È questo l’impegno che prendiamo davanti ai nostri fratelli giuliano-dalmati, che hanno ancora vivi nelle loro menti i ricordi delle violenze e delle privazioni patite. Nell’anno delle celebrazioni dei 1600 anni della fondazione di Venezia essere qui a ricordare questa giornata assume una valenza ancora più significativa per la nostra città: è l’occasione per ribadire il nostro legame di sangue, storia e cultura con quelle persone e con quelle terre, con l’impegno solenne di restare sempre vigili e memori”.

“Noi dell’Associazione Nazionale Venezia Giulia e Dalmazia – ha aggiunto Cuk – ringraziamo il Comune di Venezia, il sindaco Brugnaro e la presidente Damiano per questa collaborazione sempre più intensa ed efficace. Quest’anno vivremo in maniera diversa la ricorrenza, con molti eventi in streaming e tante celebrazioni in presenza fatte in maniera più intima, nel rispetto delle restrizioni vigenti.

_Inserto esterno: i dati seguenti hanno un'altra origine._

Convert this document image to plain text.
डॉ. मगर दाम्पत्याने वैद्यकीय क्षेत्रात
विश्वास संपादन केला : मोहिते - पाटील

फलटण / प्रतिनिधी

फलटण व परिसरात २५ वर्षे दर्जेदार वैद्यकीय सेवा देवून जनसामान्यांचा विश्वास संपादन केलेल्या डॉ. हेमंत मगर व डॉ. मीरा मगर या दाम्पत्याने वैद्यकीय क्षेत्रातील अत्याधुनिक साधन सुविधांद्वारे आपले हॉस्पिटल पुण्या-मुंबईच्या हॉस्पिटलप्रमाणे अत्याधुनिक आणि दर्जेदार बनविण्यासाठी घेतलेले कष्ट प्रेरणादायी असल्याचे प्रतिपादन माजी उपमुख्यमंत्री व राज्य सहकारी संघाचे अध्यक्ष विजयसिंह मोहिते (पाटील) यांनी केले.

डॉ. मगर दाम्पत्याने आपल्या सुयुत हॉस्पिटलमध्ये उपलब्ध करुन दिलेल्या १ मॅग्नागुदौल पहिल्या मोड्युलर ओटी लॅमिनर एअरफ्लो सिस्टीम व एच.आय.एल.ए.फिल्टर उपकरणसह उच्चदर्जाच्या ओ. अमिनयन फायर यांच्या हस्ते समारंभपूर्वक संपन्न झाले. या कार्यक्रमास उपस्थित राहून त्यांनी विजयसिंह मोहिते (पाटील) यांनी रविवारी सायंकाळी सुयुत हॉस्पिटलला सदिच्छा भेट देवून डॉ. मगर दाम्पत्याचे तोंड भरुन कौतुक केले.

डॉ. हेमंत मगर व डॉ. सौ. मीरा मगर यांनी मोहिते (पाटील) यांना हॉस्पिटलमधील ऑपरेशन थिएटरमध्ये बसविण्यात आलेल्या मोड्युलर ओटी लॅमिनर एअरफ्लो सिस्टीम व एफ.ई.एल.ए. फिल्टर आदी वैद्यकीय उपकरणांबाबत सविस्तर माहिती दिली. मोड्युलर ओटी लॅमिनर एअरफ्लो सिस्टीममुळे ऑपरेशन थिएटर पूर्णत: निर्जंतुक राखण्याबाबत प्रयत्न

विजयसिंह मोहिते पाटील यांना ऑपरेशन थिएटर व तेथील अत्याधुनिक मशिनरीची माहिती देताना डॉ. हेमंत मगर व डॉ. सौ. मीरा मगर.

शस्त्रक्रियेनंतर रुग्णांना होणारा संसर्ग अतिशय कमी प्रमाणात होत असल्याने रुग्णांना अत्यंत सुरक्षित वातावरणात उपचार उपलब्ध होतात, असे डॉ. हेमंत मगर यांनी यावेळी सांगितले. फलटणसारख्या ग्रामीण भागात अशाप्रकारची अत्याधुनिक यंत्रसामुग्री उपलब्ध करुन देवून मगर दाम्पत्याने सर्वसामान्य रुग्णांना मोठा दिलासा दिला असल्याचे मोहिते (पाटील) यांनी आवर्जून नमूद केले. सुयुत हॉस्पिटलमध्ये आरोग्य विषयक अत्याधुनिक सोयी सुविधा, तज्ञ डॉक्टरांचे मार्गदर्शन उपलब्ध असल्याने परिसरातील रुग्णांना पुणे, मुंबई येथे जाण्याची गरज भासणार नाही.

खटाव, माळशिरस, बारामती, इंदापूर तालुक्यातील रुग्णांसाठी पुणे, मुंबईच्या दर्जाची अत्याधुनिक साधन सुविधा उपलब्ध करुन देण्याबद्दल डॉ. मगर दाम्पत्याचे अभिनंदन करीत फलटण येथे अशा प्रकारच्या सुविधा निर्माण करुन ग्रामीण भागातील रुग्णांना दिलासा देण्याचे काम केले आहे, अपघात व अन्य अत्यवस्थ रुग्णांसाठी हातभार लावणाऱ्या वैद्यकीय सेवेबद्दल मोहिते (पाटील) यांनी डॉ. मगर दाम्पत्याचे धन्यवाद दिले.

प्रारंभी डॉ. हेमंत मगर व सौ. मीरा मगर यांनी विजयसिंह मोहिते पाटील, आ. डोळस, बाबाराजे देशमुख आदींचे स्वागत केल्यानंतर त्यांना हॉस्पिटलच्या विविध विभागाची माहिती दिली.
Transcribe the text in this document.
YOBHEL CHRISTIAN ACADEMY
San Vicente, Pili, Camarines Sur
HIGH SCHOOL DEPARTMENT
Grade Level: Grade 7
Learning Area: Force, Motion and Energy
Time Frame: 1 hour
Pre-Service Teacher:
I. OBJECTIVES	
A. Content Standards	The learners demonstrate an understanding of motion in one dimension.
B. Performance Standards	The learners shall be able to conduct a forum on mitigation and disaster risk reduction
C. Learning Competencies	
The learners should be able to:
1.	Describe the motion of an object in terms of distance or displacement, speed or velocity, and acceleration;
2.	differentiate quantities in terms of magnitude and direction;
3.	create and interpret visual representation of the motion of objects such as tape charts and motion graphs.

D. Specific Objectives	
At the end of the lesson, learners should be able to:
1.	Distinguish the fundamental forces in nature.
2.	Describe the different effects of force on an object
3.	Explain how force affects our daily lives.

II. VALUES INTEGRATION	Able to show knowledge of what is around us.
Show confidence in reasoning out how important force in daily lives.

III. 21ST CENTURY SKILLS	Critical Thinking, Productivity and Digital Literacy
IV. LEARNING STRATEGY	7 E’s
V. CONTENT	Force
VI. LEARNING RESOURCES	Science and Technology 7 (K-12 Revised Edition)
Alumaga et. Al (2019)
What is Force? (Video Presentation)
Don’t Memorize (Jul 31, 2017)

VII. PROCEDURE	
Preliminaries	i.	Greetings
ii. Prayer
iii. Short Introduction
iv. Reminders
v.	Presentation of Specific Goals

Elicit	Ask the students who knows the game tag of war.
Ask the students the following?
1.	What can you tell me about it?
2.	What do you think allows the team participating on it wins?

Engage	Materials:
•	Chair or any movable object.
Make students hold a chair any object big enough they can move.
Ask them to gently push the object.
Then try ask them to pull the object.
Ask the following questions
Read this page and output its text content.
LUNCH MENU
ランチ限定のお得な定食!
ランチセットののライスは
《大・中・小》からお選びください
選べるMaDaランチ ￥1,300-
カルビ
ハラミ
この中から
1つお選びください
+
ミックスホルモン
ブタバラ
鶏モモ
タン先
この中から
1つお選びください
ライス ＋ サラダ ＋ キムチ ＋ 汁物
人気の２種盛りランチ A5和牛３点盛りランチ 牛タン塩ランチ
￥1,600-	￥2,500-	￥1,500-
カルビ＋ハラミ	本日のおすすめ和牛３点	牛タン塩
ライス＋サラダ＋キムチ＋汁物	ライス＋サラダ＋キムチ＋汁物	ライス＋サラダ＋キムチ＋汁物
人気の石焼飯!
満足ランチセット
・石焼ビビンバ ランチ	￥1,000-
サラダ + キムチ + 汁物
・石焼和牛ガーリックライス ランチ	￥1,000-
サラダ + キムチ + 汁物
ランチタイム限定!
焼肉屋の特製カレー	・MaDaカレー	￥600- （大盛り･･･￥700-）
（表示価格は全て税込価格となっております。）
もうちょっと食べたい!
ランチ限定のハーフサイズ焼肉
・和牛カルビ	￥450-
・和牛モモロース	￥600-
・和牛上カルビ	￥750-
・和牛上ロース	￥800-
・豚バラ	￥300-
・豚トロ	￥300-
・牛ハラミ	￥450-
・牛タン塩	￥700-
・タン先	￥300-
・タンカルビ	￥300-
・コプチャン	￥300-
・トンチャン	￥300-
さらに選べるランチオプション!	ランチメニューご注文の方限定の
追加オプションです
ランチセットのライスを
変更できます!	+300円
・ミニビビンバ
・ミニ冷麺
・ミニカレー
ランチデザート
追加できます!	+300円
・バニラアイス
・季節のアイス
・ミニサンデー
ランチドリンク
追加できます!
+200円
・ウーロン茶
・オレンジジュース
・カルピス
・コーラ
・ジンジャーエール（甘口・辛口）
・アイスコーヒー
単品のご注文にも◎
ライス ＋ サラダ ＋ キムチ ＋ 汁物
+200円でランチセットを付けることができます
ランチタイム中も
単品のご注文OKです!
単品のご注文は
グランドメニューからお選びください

Ma questo non toglie nulla all’importanza di ricordare la tragedia delle Foibe e degli esuli. Una ricorrenza che, sulla base della legge 92 del 2004, riconsegna pagine di storia sulla complessa vicenda del confine orientale che erano state per troppo tempo dimenticate. A Venezia già nel 1984, ben prima della legge 92, venne intitolato, grazie all’interesse di Gaetano Zorzetto, un monumento nel cimitero di Mestre alle vittime dell’Istria, di Fiume e della Dalmazia. A testimonianza di una collaborazione pluridecennale che, sicuramente, andrà avanti nel tempo”.

“È con vivo piacere che ringraziamo il Comune di Venezia per aver dato a questo spettacolo la possibilità di poter essere replicato in streaming, vista l’impossibilità di viverlo dal vivo in teatro”, ha spiegato il regista Castelletti. “Giulia nasce con l’intento di provocare interesse su questioni complesse, come quella del confine orientale. Fatti che ci toccano da vicino, persone italiane che si sono trovate, in breve tempo, straniere là dove hanno sempre vissuto. Al centro dello spettacolo c’è il dramma della gente comune, che la guerra l’ha subita e persa e non l’ha voluta. E che oltre ad una guerra ha perso pezzi interi della propria esistenza. Oggi si parla di accoglienza, di popoli che provengono da altre culture, che arrivano nel nostro Paese. Gli esuli erano italiani che non hanno trovato accoglienza in Italia”.

“Rivolgo un sincero ringraziamento ad Alessandro Cuk e al regista Andrea Castelletti e un caloroso saluto a quanti seguono queste iniziative da casa”, ha affermato la presidente Damiano. “Oggi l’Italia ricorda migliaia di connazionali che in quel tragico periodo storico, dal 1943 al 1947, subirono atrocità che seguivano un disegno di pulizia entica, culturale e politica perpetrato dalle milizie jugoslave. Bisogna tenera alta l’attenzione su una vicenda dolorosa e complessa, troppo a lungo trascurata che ha trovato legittimazione grazie alla legge 30 marzo 2004. Venezia, però, è sempre stata sensibile a questa pagina di storia, proponendo, anno dopo anno, sempre più numerosi momenti di approfondimento e riflessione. Eventi che si articolano per tutto il mese di febbraio e a volte si spingono anche a marzo e che coinvolgono tutto il territorio. La città di Venezia fa della memoria e del ricordo capisaldi di civiltà e rispetto verso chi ha difeso, fino alle estreme conseguenze, la propria dignità. Come istituzioni abbiamo la responsabilità civile di testimoniare e l’obbligo morale di trasmettere questa storia alle nuove generazioni. Con queste iniziative rivolgiamo alle vittime delle Foibe e dell’esilio il nostro sincero ricordo. Continuiamo a sanare questa ferita profonda nella nostra memoria e – ha concluso – nella nostra coscienza nazionale”.